In March alone, consumer prices climbed 0.6%. That was more than expected, as well as the largest increase since August 2012.
Will higher inflation stick?
The question remains: The question remains: Is this a temporary sugar rush from the reopening of the economy, or the start of price hikes that could eat into corporate profits and persuade consumers to stop spending?
The jury is still out, but economists predict inflation will continue to heat up over the summer months, especially as people are starting to travel again.
Temporarily higher inflation was to be expected. An economy as large as America’s can’t just be turned off and on again without any such effects, some economists have noted.
But it’s important to note the context of the year-over-year comparisons: Prices pulled back significantly after the pandemic hit the United States in March 2020 and shutdowns began, making this year’s price increases look bigger.
And because of the historical comparison, inflation will seem to rise rapidly into mid-year and add to the narrative that the Fed isn’t seeing the inflation risk. But prices increases will moderate in the second half of the year as historical comparisons will be more favorable, said Action Economics’ chief economist Mike Englund.
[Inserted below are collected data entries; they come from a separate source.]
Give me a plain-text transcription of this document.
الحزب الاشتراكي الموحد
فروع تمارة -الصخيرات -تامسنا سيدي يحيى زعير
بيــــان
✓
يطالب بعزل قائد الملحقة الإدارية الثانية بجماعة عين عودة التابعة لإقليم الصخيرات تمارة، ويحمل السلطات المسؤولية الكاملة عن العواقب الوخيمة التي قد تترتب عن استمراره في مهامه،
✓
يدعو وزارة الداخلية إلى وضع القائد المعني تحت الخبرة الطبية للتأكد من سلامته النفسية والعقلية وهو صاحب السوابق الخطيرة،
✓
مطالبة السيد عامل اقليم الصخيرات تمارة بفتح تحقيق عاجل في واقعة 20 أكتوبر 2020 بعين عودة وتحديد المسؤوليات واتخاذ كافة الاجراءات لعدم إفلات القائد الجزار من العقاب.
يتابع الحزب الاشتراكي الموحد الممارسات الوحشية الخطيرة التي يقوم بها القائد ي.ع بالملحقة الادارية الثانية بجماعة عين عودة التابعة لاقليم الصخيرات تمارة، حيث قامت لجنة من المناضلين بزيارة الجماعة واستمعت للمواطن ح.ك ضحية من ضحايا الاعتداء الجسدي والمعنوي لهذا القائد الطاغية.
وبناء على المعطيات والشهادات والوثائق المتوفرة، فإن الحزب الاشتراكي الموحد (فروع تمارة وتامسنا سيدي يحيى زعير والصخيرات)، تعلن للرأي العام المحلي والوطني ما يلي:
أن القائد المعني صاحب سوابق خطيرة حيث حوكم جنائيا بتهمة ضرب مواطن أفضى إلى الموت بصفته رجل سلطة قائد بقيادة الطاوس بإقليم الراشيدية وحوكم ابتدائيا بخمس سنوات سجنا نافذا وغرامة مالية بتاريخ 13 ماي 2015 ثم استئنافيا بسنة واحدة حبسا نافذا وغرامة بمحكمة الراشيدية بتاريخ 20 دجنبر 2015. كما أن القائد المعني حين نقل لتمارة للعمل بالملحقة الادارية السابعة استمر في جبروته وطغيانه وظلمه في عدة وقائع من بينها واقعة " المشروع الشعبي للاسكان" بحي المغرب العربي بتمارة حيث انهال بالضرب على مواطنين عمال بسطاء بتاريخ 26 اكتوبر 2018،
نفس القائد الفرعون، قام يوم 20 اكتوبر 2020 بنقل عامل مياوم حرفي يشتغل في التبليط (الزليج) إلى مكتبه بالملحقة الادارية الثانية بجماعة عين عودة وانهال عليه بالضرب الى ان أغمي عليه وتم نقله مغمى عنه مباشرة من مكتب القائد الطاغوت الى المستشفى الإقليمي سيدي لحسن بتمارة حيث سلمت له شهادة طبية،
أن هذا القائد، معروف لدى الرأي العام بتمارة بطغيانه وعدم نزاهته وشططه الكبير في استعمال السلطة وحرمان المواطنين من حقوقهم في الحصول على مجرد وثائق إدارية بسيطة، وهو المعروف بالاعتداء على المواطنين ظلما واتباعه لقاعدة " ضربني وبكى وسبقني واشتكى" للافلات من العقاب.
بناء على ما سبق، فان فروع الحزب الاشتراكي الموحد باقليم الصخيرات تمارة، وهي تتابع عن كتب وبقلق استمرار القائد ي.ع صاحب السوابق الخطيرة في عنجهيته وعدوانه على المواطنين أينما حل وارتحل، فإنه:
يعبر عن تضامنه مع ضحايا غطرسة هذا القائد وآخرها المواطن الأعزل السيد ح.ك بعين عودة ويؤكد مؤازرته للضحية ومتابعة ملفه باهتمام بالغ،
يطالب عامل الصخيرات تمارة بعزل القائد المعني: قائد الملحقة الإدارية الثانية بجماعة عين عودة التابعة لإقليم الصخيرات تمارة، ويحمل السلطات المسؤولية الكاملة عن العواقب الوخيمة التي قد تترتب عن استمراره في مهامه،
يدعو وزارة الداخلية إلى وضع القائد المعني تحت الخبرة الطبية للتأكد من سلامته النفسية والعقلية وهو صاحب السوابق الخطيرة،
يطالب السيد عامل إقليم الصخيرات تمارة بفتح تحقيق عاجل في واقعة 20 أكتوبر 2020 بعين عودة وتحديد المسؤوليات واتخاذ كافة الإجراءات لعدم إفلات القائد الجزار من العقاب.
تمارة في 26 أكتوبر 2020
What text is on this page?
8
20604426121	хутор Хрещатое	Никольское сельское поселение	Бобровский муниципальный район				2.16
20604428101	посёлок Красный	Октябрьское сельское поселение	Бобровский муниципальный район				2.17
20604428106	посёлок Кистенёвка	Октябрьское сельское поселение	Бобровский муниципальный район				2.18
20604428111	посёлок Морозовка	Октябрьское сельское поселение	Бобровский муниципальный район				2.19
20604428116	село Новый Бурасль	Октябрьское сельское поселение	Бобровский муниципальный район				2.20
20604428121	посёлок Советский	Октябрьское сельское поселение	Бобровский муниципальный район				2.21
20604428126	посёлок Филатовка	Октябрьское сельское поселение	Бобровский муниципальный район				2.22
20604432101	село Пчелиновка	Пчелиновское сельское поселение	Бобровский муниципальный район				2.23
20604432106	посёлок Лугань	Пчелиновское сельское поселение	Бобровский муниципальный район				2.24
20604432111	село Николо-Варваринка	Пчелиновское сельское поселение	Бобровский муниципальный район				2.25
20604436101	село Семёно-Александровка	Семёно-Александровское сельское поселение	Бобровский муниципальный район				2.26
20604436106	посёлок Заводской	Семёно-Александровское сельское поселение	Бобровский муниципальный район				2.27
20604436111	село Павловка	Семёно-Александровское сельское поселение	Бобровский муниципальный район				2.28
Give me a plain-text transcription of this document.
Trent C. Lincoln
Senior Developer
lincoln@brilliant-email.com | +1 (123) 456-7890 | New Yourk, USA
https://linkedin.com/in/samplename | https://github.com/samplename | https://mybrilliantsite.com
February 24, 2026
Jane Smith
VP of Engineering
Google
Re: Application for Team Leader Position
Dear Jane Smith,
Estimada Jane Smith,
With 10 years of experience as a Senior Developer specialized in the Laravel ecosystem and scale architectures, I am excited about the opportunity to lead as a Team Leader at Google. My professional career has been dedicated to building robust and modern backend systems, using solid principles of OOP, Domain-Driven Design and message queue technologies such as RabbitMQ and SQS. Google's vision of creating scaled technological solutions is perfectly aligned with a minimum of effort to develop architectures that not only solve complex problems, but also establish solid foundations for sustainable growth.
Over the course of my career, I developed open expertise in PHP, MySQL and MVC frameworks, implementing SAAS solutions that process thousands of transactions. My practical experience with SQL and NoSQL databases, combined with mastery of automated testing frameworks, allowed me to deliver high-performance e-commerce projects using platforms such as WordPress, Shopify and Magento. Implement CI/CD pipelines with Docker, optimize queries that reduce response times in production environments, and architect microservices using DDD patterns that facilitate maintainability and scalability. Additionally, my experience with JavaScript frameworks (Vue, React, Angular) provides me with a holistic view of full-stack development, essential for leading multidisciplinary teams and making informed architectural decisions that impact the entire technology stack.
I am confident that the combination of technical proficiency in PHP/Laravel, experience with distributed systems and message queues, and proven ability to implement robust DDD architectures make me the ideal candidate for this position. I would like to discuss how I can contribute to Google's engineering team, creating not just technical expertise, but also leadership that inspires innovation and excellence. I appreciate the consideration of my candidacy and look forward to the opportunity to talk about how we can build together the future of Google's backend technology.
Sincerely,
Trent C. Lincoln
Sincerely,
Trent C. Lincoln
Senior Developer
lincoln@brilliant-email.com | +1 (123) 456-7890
“In our estimation it would be a mistake for policymakers, investors and firm managers to conclude that there is about to be a sustained and significant breakout higher in the overall level of prices that results in diminished consumer purchasing power and thinner profit margins over the medium to long term,” said Joseph Brusuelas, chief economist at RSM US, in a note to clients.
The Fed has repeatedly said that inflation would need to run above its target of around 2% for a while, and that other factors, including a recovery of the labor market, were also key to changes in monetary policy.